As a student in the University of Minnesota dance program, I was urged to use certain sound when composing work: music without lyrics, things that were not too pop or too current, music that wouldn’t direct the audience’s thoughts elsewhere. I could see no harm in dancing to Paul Simon and thought little at the time of the legality of doing so; and yet, even then, questioning these guidelines caused waves. Such were the values and aesthetics of my educators, but not necessarily in service to an unobstructed artistic process. Ironically, rumor has it that the U of M was fined recently, when a visiting artist sampled under a minute of Ben Frost’s music in a University Dance Theater performance — a program harmlessly attended by proud parents and friends.

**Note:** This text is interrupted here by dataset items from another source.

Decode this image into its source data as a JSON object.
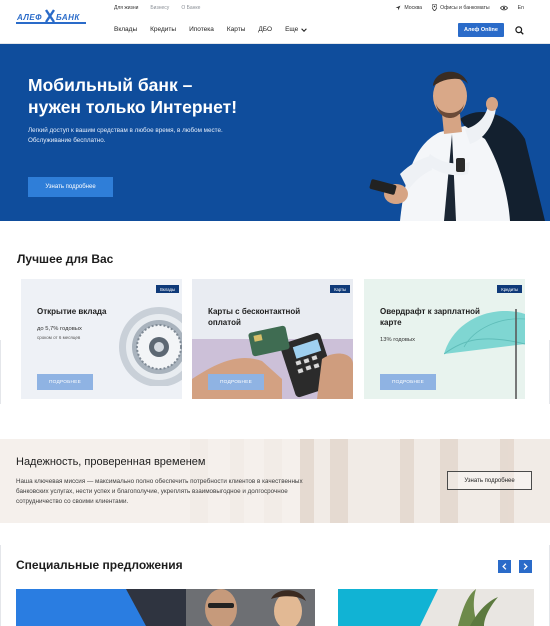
{
  "header": {
    "logo_text": "АЛЕФ БАНК",
    "top_nav": [
      "Для жизни",
      "Бизнесу",
      "О Банке"
    ],
    "top_right": {
      "city": "Москва",
      "offices": "Офисы и банкоматы",
      "lang": "En"
    },
    "main_nav": [
      "Вклады",
      "Кредиты",
      "Ипотека",
      "Карты",
      "ДБО",
      "Еще"
    ],
    "online_button": "Алеф Online"
  },
  "hero": {
    "title_line1": "Мобильный банк –",
    "title_line2": "нужен только Интернет!",
    "text_line1": "Легкий доступ к вашим средствам в любое время, в любом месте.",
    "text_line2": "Обслуживание бесплатно.",
    "button": "Узнать подробнее"
  },
  "best": {
    "title": "Лучшее для Вас",
    "cards": [
      {
        "tag": "Вклады",
        "title": "Открытие вклада",
        "sub": "до 5,7% годовых",
        "sub2": "сроком от 6 месяцев",
        "button": "ПОДРОБНЕЕ"
      },
      {
        "tag": "Карты",
        "title": "Карты с бесконтактной оплатой",
        "sub": "",
        "sub2": "",
        "button": "ПОДРОБНЕЕ"
      },
      {
        "tag": "Кредиты",
        "title": "Овердрафт к зарплатной карте",
        "sub": "13% годовых",
        "sub2": "",
        "button": "ПОДРОБНЕЕ"
      }
    ]
  },
  "reliability": {
    "title": "Надежность, проверенная временем",
    "text_line1": "Наша ключевая миссия — максимально полно обеспечить потребности клиентов в качественных",
    "text_line2": "банковских услугах, нести успех и благополучие, укреплять взаимовыгодное и долгосрочное",
    "text_line3": "сотрудничество со своими клиентами.",
    "button": "Узнать подробнее"
  },
  "special": {
    "title": "Специальные предложения"
  },
  "colors": {
    "brand_blue": "#0f4d9c",
    "button_blue": "#2a6bc9",
    "tag_navy": "#0f3a79"
  }
}
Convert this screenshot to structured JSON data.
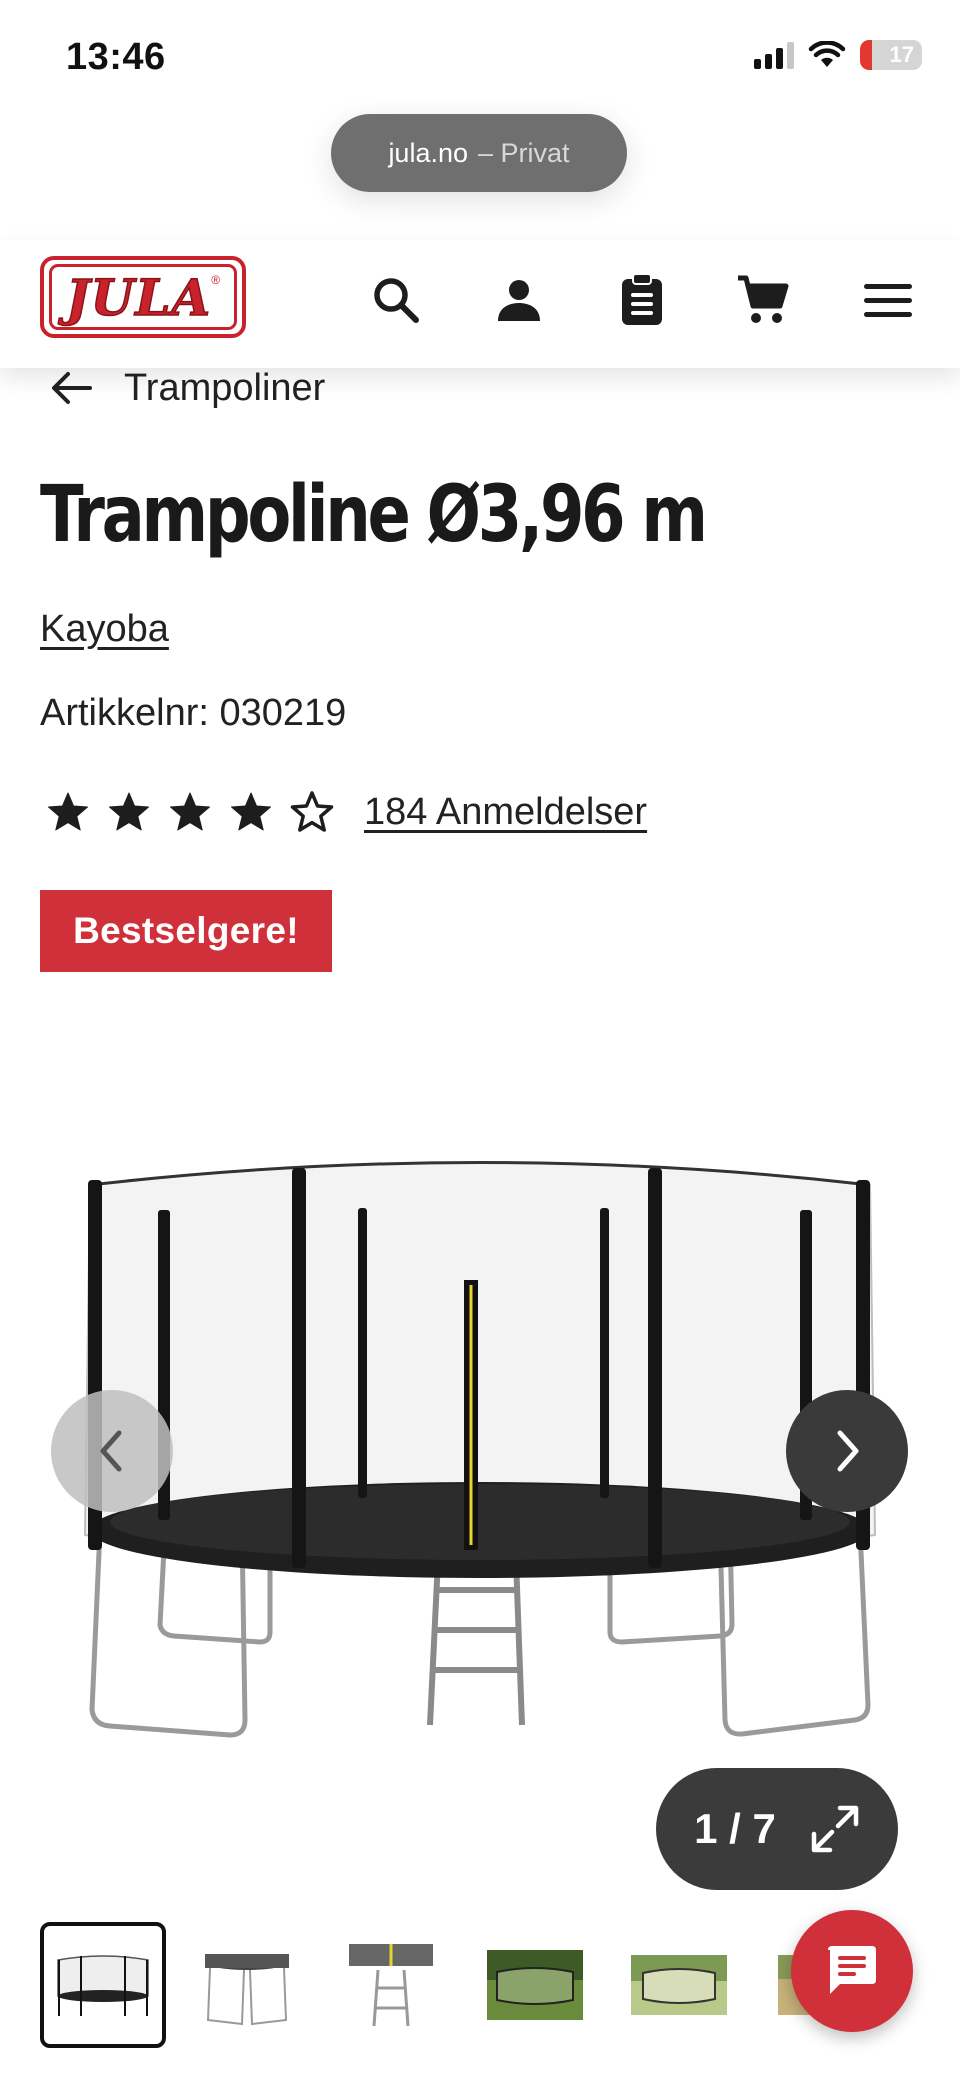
{
  "status_bar": {
    "time": "13:46",
    "battery": "17",
    "icons": [
      "signal-icon",
      "wifi-icon",
      "battery-icon"
    ]
  },
  "browser": {
    "domain": "jula.no",
    "mode": "– Privat"
  },
  "header": {
    "logo_text": "JULA",
    "logo_mark": "®",
    "icons": [
      "search-icon",
      "account-icon",
      "shopping-list-icon",
      "cart-icon",
      "menu-icon"
    ]
  },
  "breadcrumb": {
    "back_label": "Trampoliner"
  },
  "product": {
    "title": "Trampoline Ø3,96 m",
    "brand": "Kayoba",
    "article_number": "Artikkelnr: 030219",
    "rating": 4,
    "rating_max": 5,
    "reviews_label": "184 Anmeldelser",
    "badge": "Bestselgere!"
  },
  "gallery": {
    "counter": "1 / 7",
    "current": 1,
    "total": 7
  },
  "colors": {
    "brand_red": "#d0303a",
    "text": "#1d1d1d",
    "dark_pill": "#3b3b3b"
  }
}
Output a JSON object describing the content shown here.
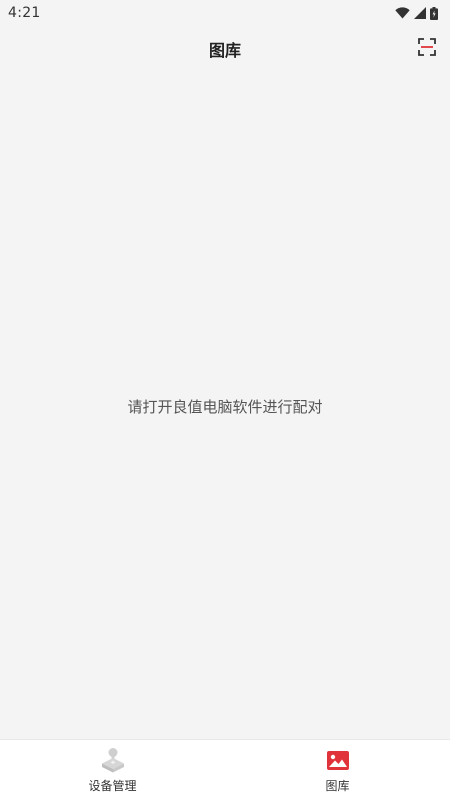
{
  "status_bar": {
    "time": "4:21",
    "icons": [
      "wifi-icon",
      "cellular-signal-icon",
      "battery-icon"
    ]
  },
  "header": {
    "title": "图库",
    "action_icon": "scan-icon",
    "accent_color": "#e0343a"
  },
  "main": {
    "empty_message": "请打开良值电脑软件进行配对"
  },
  "bottom_nav": {
    "items": [
      {
        "label": "设备管理",
        "icon": "device-management-icon",
        "active": false,
        "color": "#cfcfcf"
      },
      {
        "label": "图库",
        "icon": "gallery-icon",
        "active": true,
        "color": "#e0343a"
      }
    ]
  }
}
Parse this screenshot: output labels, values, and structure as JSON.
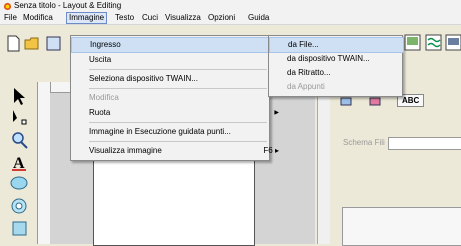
{
  "window": {
    "title": "Senza titolo - Layout & Editing"
  },
  "menubar": {
    "items": [
      {
        "label": "File"
      },
      {
        "label": "Modifica"
      },
      {
        "label": "Immagine"
      },
      {
        "label": "Testo"
      },
      {
        "label": "Cuci"
      },
      {
        "label": "Visualizza"
      },
      {
        "label": "Opzioni"
      },
      {
        "label": "Guida"
      }
    ],
    "active": "Immagine"
  },
  "image_menu": {
    "items": [
      {
        "label": "Ingresso",
        "submenu": true,
        "highlighted": true
      },
      {
        "label": "Uscita",
        "submenu": true
      },
      {
        "label": "Seleziona dispositivo TWAIN..."
      },
      {
        "label": "Modifica",
        "disabled": true
      },
      {
        "label": "Ruota",
        "submenu": true
      },
      {
        "label": "Immagine in Esecuzione guidata punti..."
      },
      {
        "label": "Visualizza immagine",
        "shortcut": "F6",
        "submenu": true
      }
    ]
  },
  "submenu_ingresso": {
    "items": [
      {
        "label": "da File...",
        "highlighted": true
      },
      {
        "label": "da dispositivo TWAIN..."
      },
      {
        "label": "da Ritratto..."
      },
      {
        "label": "da Appunti",
        "disabled": true
      }
    ]
  },
  "right_panel": {
    "tab_text": "ABC",
    "field_label": "Schema Fili"
  },
  "colors": {
    "menu_highlight": "#cfe0f5",
    "menu_bg": "#f2f2f2",
    "window_bg": "#ece9d8"
  }
}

The fact is very little sound exists in the public domain, and permission from musicians can be difficult to gain. I know I am still waiting to hear back from Eddie Vedder, and Stussy has not bitten at my invitation to sponsor. U2 may be happy to give their music away, but a dance artist would nonetheless be subject to fines if caught using their sound. In fact, not getting caught is one clear benefit to dance not having large audiences. I am ever pleased to see the many, even established, dance artists that disregard the risks of liability for the sake of creating their work as they need to. These limitations have proven inspiring for many: John Cage and Merce Cunningham had the quite kismet thing going, and David Gordon rocked the music of public domain with Sousa’s Stars and Stripes Forever in Chair.
Intellectual and emotional constraints abound in the creative process. Legal limitation of artistry, laws created with the best of intentions, seem to crop up in only the most awkward places. Such legal restrictions on use are certainly not protective of or lenient towards the underpaid and unnoticed, as dance artists are wont to be. Budgeting to involve a collaborator for original accompaniment or design is an extravagant choice when the production has no budget. An organic and free exchange of creative material may seem folksy and unsophisticated to those who vigorously guard the intellectual property of their work, but such generosity has maintained in dance culture — no mean feat in this time of technological dependency and increased social distance.
Sporadic fines surely aren’t cause for complaint relative to other methods people could choose to protect personal property and closely held ideas. Still, I’d argue there’s good reason to question even such small penalties. Does not mounting restrictions on dancers’ use of sound carry the risk of homogeneity? When dancers who can’t afford to generate their own accompaniment (or other collaborative elements) are all bound to draw from the same limited pool of available material, what is that resulting sameness but another sort of a disappearance of voice and artistry?